Hello,
I am in the progress of researching an Exchange outtage that occured.
We are using 2 CAS/HT servers and 2 other server installed as a 2 node DAG. All is Exchange 2010 SP2RU3
All of a sudden all users could not acces their mailboxes, the CAS Servers were rebooted and all was ok again.
After researching, I found an error on de MBX DAG server:
eventID 10025, MSExchangeIS:
There are 20 RPC requests that have taken an abnormally long time to complete. This may be indicative of performance issues with your server.
I have found some info:
and
http://technet.microsoft.com/en-us/library/ff477616
Also this one is helpful: http://johanveldhuis.nl/?tag=exchange-2010&lang=en
So here's what I think that happenend:
At some moment there were 20 RPC's not making progress. This caused the affected mailserver to stop working.

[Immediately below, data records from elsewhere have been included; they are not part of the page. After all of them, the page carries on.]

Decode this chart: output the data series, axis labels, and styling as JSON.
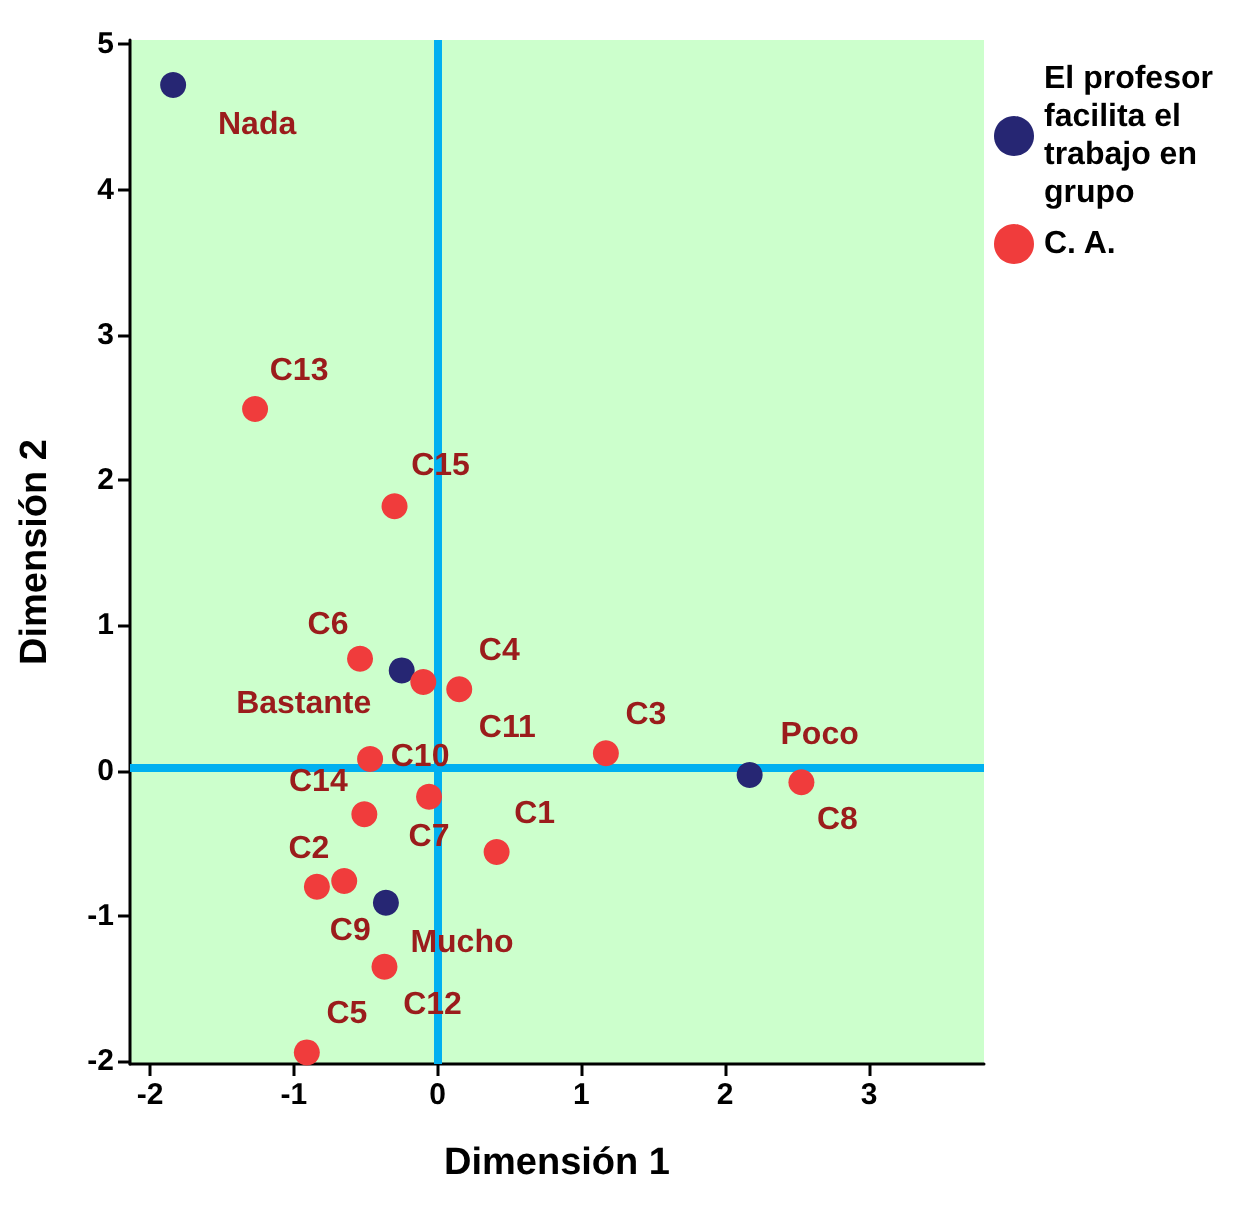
{
  "chart_data": {
    "type": "scatter",
    "xlabel": "Dimensión 1",
    "ylabel": "Dimensión 2",
    "xlim": [
      -2.14,
      3.8
    ],
    "ylim": [
      -2.02,
      5.03
    ],
    "xticks": [
      -2,
      -1,
      0,
      1,
      2,
      3
    ],
    "yticks": [
      -2,
      -1,
      0,
      1,
      2,
      3,
      4,
      5
    ],
    "grid": false,
    "legend": "top right",
    "marker": "circle",
    "ref_lines": [
      {
        "axis": "x",
        "value": 0,
        "color": "#00b0f0"
      },
      {
        "axis": "y",
        "value": 0.02,
        "color": "#00b0f0"
      }
    ],
    "series": [
      {
        "name": "El profesor facilita el trabajo en grupo",
        "color": "#262673",
        "x": [
          -1.84,
          -0.25,
          2.17,
          -0.36
        ],
        "values": [
          4.72,
          0.69,
          -0.03,
          -0.91
        ],
        "value_labels": [
          "Nada",
          "Bastante",
          "Poco",
          "Mucho"
        ]
      },
      {
        "name": "C. A.",
        "color": "#f03c3c",
        "x": [
          0.41,
          -0.84,
          1.17,
          0.15,
          -0.91,
          -0.54,
          -0.06,
          2.53,
          -0.65,
          -0.47,
          -0.1,
          -0.37,
          -1.27,
          -0.51,
          -0.3
        ],
        "values": [
          -0.56,
          -0.8,
          0.12,
          0.56,
          -1.94,
          0.77,
          -0.18,
          -0.08,
          -0.76,
          0.08,
          0.61,
          -1.35,
          2.49,
          -0.3,
          1.82
        ],
        "value_labels": [
          "C1",
          "C2",
          "C3",
          "C4",
          "C5",
          "C6",
          "C7",
          "C8",
          "C9",
          "C10",
          "C11",
          "C12",
          "C13",
          "C14",
          "C15"
        ]
      }
    ]
  }
}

The reboot of the CAS servers solved the issue, because the RPC's stopped.
Is my theory correct? The links only mention a mailbox Quarantine when a treshold of 5 is reached for a particular mailbox. In this case the mailbox of the offending user will be quarantined, meaning not accessable.
Is doesn't explicitly mention what happens when the treshold of 20 is reached for a Server (this happend to my DAG member)
Anyone